Monday, June 11, 2007

ARAMAIC WATCH: The Boston Globe reports on a researcher in Syriac Christianity who just received a Guggenheim Fellowship:
Christian-Muslim history not all hostile

By Rich Barlow | June 9, 2007

From the Crusades to 9/11, history has given many laypeople a tale of unrelenting hostility between Christians and Muslims. Michael Penn, who teaches religion and gender studies at Mount Holyoke College, is assembling a different picture by poking in an obscure nook of history.

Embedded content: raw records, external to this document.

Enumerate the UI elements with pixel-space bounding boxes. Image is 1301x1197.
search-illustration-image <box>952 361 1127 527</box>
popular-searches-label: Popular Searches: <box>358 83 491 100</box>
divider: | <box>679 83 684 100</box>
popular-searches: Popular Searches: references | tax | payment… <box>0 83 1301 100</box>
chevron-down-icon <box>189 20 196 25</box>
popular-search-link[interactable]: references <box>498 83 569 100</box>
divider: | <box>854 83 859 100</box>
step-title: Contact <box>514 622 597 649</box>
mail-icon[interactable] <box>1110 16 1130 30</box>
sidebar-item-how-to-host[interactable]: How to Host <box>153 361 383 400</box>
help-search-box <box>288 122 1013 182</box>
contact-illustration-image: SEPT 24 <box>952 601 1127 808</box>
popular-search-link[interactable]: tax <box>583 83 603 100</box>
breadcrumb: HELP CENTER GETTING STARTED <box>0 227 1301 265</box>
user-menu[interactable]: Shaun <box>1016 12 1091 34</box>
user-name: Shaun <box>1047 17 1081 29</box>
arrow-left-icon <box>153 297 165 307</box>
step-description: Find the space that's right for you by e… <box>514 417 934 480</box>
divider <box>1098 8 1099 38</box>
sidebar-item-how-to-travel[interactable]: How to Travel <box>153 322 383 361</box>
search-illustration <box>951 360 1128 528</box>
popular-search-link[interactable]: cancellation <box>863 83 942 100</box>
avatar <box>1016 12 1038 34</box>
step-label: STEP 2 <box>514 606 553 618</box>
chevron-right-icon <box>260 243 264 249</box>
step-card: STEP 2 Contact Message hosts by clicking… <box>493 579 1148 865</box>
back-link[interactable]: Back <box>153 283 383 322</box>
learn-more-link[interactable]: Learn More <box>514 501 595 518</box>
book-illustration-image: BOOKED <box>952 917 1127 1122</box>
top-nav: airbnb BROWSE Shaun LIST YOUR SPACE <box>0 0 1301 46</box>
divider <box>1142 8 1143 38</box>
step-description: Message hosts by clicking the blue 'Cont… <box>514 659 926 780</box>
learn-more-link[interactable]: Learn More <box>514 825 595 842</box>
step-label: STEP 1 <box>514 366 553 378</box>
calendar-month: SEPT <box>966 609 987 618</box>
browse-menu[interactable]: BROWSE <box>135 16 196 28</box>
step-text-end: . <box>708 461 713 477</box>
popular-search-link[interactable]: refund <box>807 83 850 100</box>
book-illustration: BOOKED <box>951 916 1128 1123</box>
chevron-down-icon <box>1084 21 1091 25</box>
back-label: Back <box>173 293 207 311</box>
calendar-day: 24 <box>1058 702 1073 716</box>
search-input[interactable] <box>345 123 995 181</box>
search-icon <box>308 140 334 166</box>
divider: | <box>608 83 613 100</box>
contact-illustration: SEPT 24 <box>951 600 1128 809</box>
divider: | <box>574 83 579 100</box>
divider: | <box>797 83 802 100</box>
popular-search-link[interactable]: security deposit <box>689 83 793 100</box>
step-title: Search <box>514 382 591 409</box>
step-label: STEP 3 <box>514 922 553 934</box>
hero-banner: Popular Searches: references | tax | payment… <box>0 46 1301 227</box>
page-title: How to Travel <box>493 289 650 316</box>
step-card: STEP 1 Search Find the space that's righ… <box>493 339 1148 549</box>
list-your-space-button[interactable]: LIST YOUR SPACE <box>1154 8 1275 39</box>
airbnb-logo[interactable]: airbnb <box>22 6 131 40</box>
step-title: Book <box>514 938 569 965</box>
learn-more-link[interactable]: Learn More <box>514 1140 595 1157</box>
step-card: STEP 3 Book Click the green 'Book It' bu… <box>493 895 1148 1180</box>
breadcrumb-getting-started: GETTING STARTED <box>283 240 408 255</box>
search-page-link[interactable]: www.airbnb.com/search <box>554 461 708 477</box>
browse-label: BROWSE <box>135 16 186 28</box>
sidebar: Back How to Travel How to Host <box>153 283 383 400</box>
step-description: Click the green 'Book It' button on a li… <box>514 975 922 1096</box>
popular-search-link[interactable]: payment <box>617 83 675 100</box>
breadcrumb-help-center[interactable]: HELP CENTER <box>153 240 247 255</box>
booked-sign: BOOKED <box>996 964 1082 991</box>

He recently was awarded $120,000 in grants, including the prestigious Guggenheim Fellowship, for research into Syriac Christians who, he says, "arguably have the most direct relationship with Muslims" during Islam's formative years. Populating what is today Iran, Iraq, and eastern Turkey, these Christians lived under Muslim occupation from shortly after the Prophet Mohammed's death in 634. Few moderns know the Syriac language, so troves of documents from the period were largely ignored until Penn began burrowing into archives at the British Library and elsewhere.

[...]
That's an exaggeration, but it's very true that there are treasure troves of Syriac manuscripts crying out to be studied and very few researchers to study them. The focus of this article is Syriac and Muslim-Christian relations, but ancient apocalypses do get a mention.

Cogratulations to Professor Penn.

(I haven't meant to neglect you all, but I've been very busy in the last week with the New Testament and Hebrew Bible searches, among other things, and it really has been a quiet week in the news.)